Tim and I drive out to the trailhead on a sunny and cool morning. Eric has already ascended up into the Southwestern Washington plateau known as the Indian Heaven Wilderness, and we’ll look for him around the lakes up there.

On the way up, Tim and I talk about the joy of having an easy backpacking weekend. Unlike our Goat Rocks trip, this one has limited mileage.  “You can really carry a lot less weight for a one-nighter,” I explain. “And you can get to camp early and just explore the area.”

The trail up to the Indian Heaven Wilderness shows the signs of fall; wafting layers of mist among the trees and layers of fog blanketing the lakes. September rains have scoured the trail with puddles and mud, and the smell of decaying mushrooms ripens the air.

Tim explains how he’s modified his pack since our last trip. “I bought a first-aid kit, and an emergency blanket.” He explains proudly. His pack still looks really heavy.

“I actually ditched my first-aid kit for this trip. It’s so short,” I explain. “But I took some new luxuries and didn’t worry about shaving every ounce of weight this time.”

I am carrying a tenkara rod; a lightweight telescoping pole that is the Japanese equivalent to western flyfishing. Without a reel, a tenkara rod weighs just ounces.

“And you’re going to be making us dinner!” Tim says, joking that I would actually catch trout without having used the rod before.

Without any hard deadline, Tim and I ramble up towards the plateau slowly, picking huckleberries by the handful. The entire trail system is covered in mushrooms. Some are tiny, tall impossible things, orange or yellow in color. The poisonous and psychedelic Amanita muscaria mushrooms are everywhere - bright reds and oranges with white spots. Incredibly, some are a foot wide.

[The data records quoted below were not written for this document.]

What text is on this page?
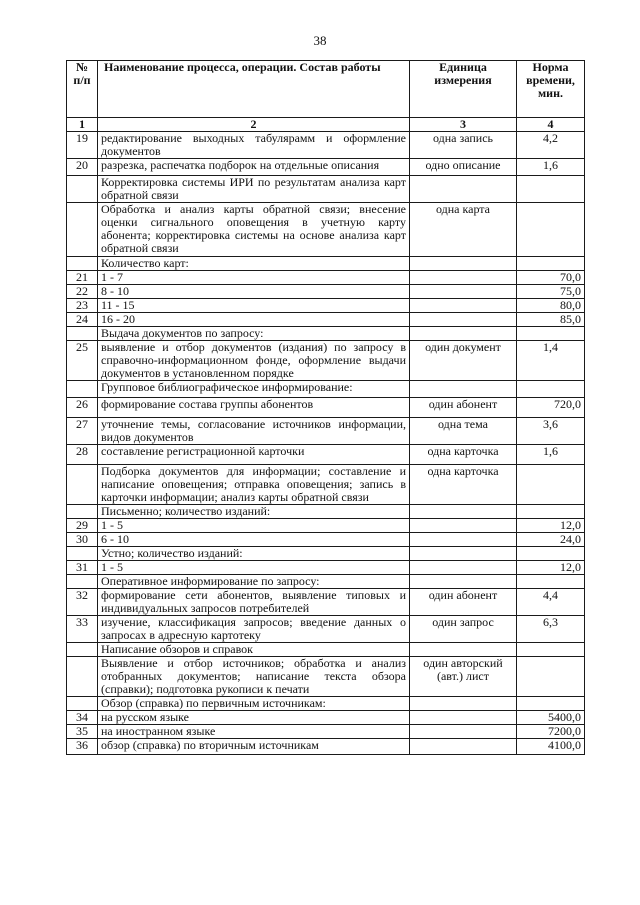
38
№ п/п	Наименование процесса, операции. Состав работы	Единица измерения	Норма времени, мин.
1	2	3	4
19	редактирование выходных табулярамм и оформление документов	одна запись	4,2
20	разрезка, распечатка подборок на отдельные описания	одно описание	1,6
	Корректировка системы ИРИ по результатам анализа карт обратной связи		
	Обработка и анализ карты обратной связи; внесение оценки сигнального оповещения в учетную карту абонента; корректировка системы на основе анализа карт обратной связи	одна карта	
	Количество карт:		
21	1 - 7		70,0
22	8 - 10		75,0
23	11 - 15		80,0
24	16 - 20		85,0
	Выдача документов по запросу:		
25	выявление и отбор документов (издания) по запросу в справочно-информационном фонде, оформление выдачи документов в установленном порядке	один документ	1,4
	Групповое библиографическое информирование:		
26	формирование состава группы абонентов	один абонент	720,0
27	уточнение темы, согласование источников информации, видов документов	одна тема	3,6
28	составление регистрационной карточки	одна карточка	1,6
	Подборка документов для информации; составление и написание оповещения; отправка оповещения; запись в карточки информации; анализ карты обратной связи	одна карточка	
	Письменно; количество изданий:		
29	1 - 5		12,0
30	6 - 10		24,0
	Устно; количество изданий:		
31	1 - 5		12,0
	Оперативное информирование по запросу:		
32	формирование сети абонентов, выявление типовых и индивидуальных запросов потребителей	один абонент	4,4
33	изучение, классификация запросов; введение данных о запросах в адресную картотеку	один запрос	6,3
	Написание обзоров и справок		
	Выявление и отбор источников; обработка и анализ отобранных документов; написание текста обзора (справки); подготовка рукописи к печати	один авторский (авт.) лист	
	Обзор (справка) по первичным источникам:		
34	на русском языке		5400,0
35	на иностранном языке		7200,0
36	обзор (справка) по вторичным источникам		4100,0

“So, I was in this mushroom identification group,” Tim explains. “But I couldn’t stand it anymore. All the egos.”

“What do you mean?”

“They just get in fights about everything. It was so toxic.”

“I’m in a Slime Mold Identification group. They are pretty mild mannered,” I explain. “But the wildflower identification people can get really angry. Someone new comes in and asks about a garden flower, and the whole place goes nuts.”

Tim has a way of spouting out imaginary bird names when I name a bird I’ve spotted in the distance. “Dunder-headed Peckerhead!” He’ll say. “Big-breasted Sapsucker!”

I tell him that I know five or six other people that do the same thing every time I name birds, but that he had the best fake bird names.

“But real bird names are better than fake ones,” I tell him. “Our own little gray birds, the bushtits!” I say. And continue, “Masked Flowerpiercer. American Woodcock! Red-billed Oxpecker! Horned Screamer! Hottentot Buttonquail!”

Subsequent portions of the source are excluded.